Diamante Jewellery sparkles and shines like diamonds and other coloured gemstones. You will find that very much more affordable than the real thing. It is made of high-quality lead glass the designers varied the stones in shape and size to suit.
In the USA these stones are known as Rhinestones. During the Georgian and Victorian eras, the equivalent stones were called paste. There are slight differences between the two but mainly this is technical, down to the way they are made. Originally diamante was made in Czechoslovakia and probably the best ones are made by Swarovski in Austria. The backs of the stones were often given a coat of silver or gold coloured foil. This reflects more light out of the stone and gives it a higher sparkle.
You’ll find Diamante set into costume jewellery on their own or combined with other types of stones. Favourite pieces are brooches and necklaces, bracelets are quite sought after too.
Diamante are set in several ways, either glued or prong set being the most common. Look carefully at your pieces, can you see the prongs? If so it is better quality than with the diamante glued in and is most likely genuine vintage. Modern pieces tend to be glued. AntiquesAvenue sells diamante necklaces and usually has a quality selection for you.
History of Diamante:
The paste was developed about 1730. Georgian paste always has the stones foil backed and enclosed in a backed setting – just as fine jewellery was at that time. There is little real Georgian paste around these days. What we do see is often spoilt as moisture has got into the setting. The foil has lifted from the back of the paste stones.
During the Victorian era, paste stones would be set into gold and silver as well as into non-precious metals. I do come across Victorian gold brooches set with paste instead of diamonds which shows how highly regarded paste was.
The Edwardian used paste extensively, especially in silver. White stones such as diamonds and pearls were high fashion and everyone could afford a paste brooch to copy this style
I can’t find exactly where the distinction between past and diamante started but it is round about the 1920s. It appears that pieces of Edwardian age and before are set with paste and later than 1920 are diamante. This is a general rule and there is bound to be some crossover as fashions and manufacturing techniques spread more slowly back then than they do nowadays.
The 20th Century
Of course, white was all the rage during the 1920s so these were extensively used to imitate diamonds. The 1930s saw a broader palette of colours used and combining diamante with other materials such as enamel. Many of the diamante used during the 1940s were larger and in colours such as gold and blue which suited the big bold jewellery of the time. During the 1920s to 1940s, they were could be set into materials such as Bakelite as well as into silver and base metal ( pot metal).

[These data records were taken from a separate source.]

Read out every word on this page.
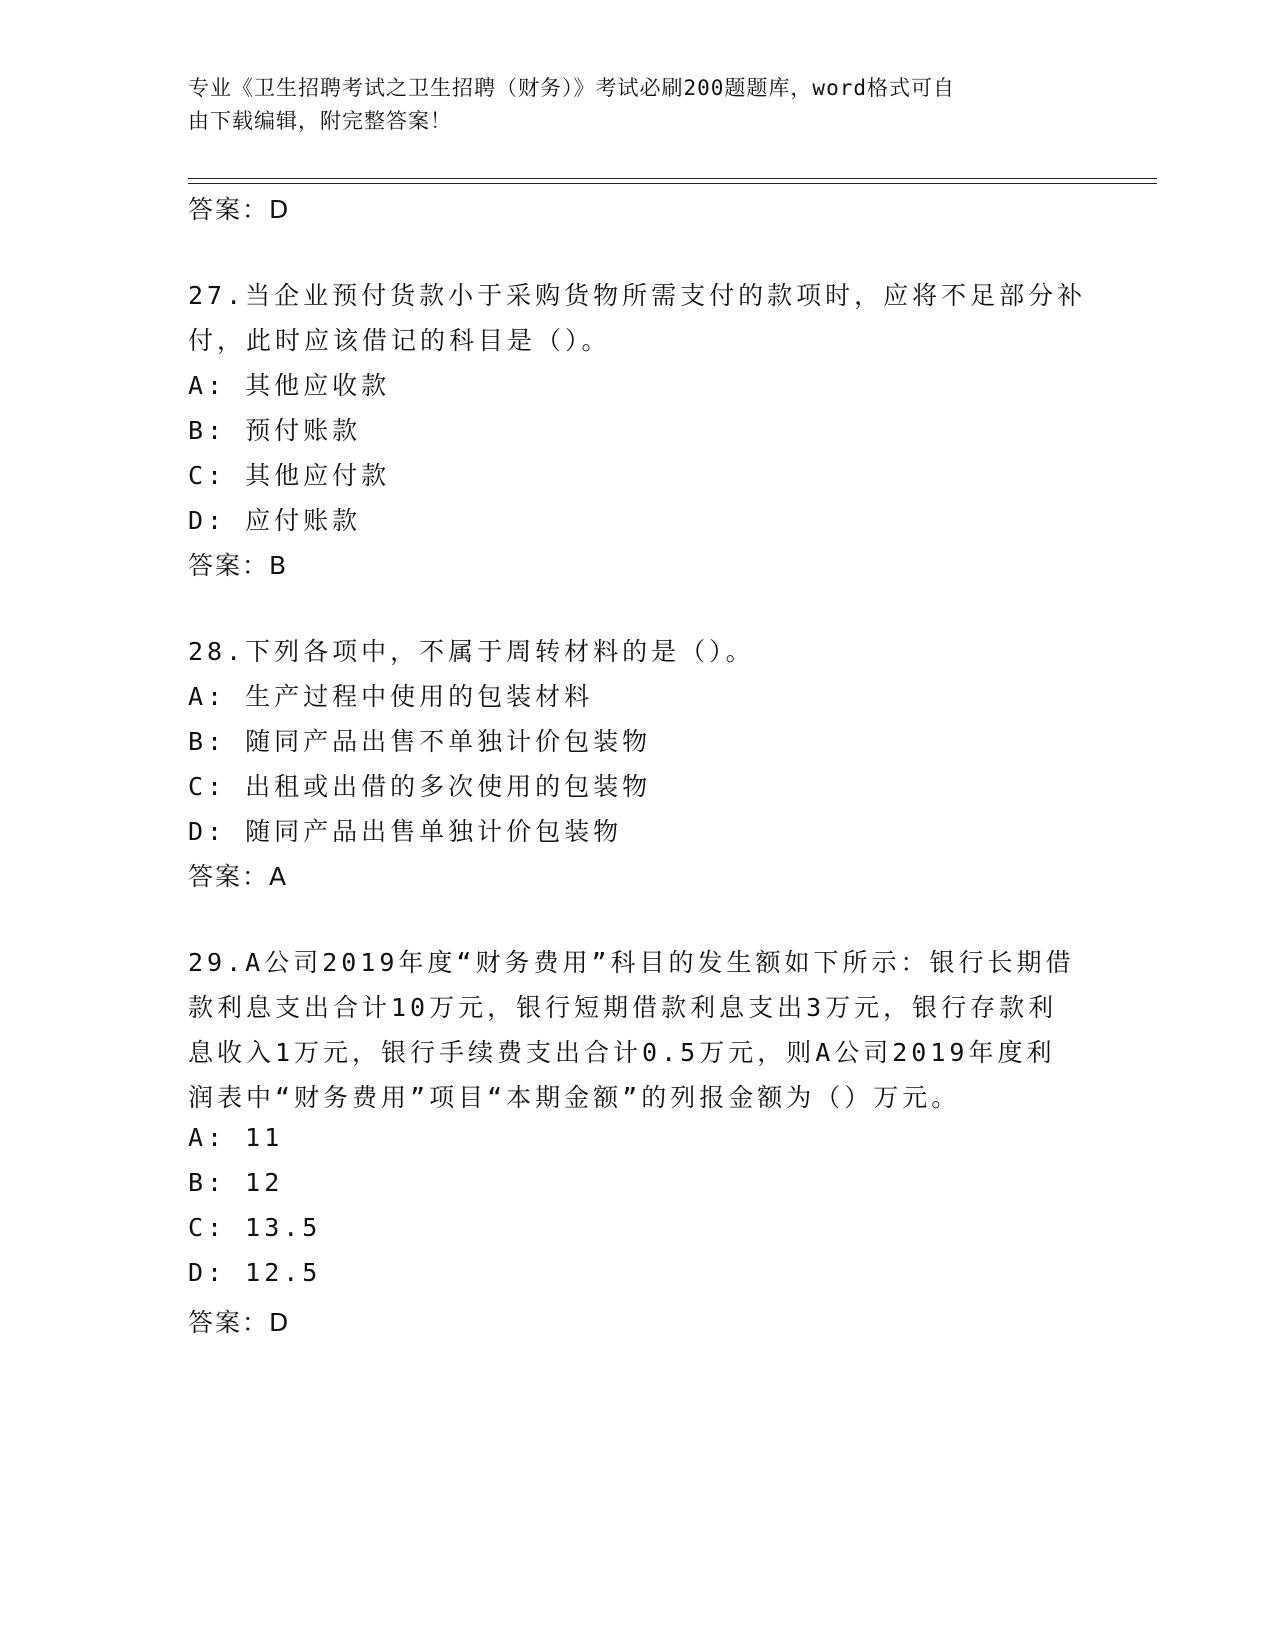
专业《卫生招聘考试之卫生招聘（财务）》考试必刷200题题库，word格式可自
由下载编辑，附完整答案！
答案：D
27.当企业预付货款小于采购货物所需支付的款项时，应将不足部分补
付，此时应该借记的科目是（）。
A: 其他应收款
B: 预付账款
C: 其他应付款
D: 应付账款
答案：B
28.下列各项中，不属于周转材料的是（）。
A: 生产过程中使用的包装材料
B: 随同产品出售不单独计价包装物
C: 出租或出借的多次使用的包装物
D: 随同产品出售单独计价包装物
答案：A
29.A公司2019年度“财务费用”科目的发生额如下所示：银行长期借
款利息支出合计10万元，银行短期借款利息支出3万元，银行存款利
息收入1万元，银行手续费支出合计0.5万元，则A公司2019年度利
润表中“财务费用”项目“本期金额”的列报金额为（）万元。
A: 11
B: 12
C: 13.5
D: 12.5
答案：D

There was an evolution during the 1950s with creations such as the Aurora Borealis finish which is a rainbow effect iridescent coating. Crystal clear diamante was popular in what has become known as “Prom Jewellery”. This is jewellery with hundreds of prong set diamante strung as a chain into a necklace bracelet or earrings. Vintage prom jewellery is fun to wear at a wedding or party today and you will find it is affordable too.
During the 1970s diamante are in leaf shaped necklace and bracelets. In the 1970s disco era, they added an extra touch of sparkle and become really big again during the 1980s club era.
They are often given the same names as precious gemstones:
Baguette, rectangular long and narrow with faceted edges
Cabochon, half a ball shape with a flat back
Chaton, cushion, Dentelle, Emerald, flatback. Marquis, Mine cut, pear cut, princess cut Rose cut, round cut and square cut are all names which you may come across when looking at diamante.
Take care not to get them wet. Water behind the stone will ruin the foil and stones become dull, the setting beneath them can go green or they can fall out altogether. The damage water causes has ruined countless pieces of good diamante jewellery. Clean with a soft brush such as a dry toothbrush to start with followed by a light polish with a lint free cloth. If this has not worked use something like a tiny spray of clear window cleaning liquid onto your brush. Almost dry this off the brush and then rub over the surface of the glass. Now polish dry and turn the piece upside down to make sure any residual moisture drys out rather than into the piece.
Please put your jewellery on after your perfume and makeup to keep it as clean as possible
I would say that condition is extremely important here. Perhaps a little more so than with other types of vintage and antique jewellery. This is because diamante, especially from the 1920s onwards, is relatively plentiful and therefore it is not worth buying in poor condition. You can buy replacement diamante and with a little effort replace one yourself if necessary. This will take a lot of time and effort probably exceeding the worth of the piece itself.
Names to look out for
Many top designers have used diamante in their jewellery. Coco Chanel, Christian Dior, Norman Hartnell, Coro and Corocraft, Trifari, Eisenberg and Swarovski. Hobe, Boucher, Hollycraft, Weiss, Regency and Schreiner, Miriam Haskell are all names which are worth looking out for.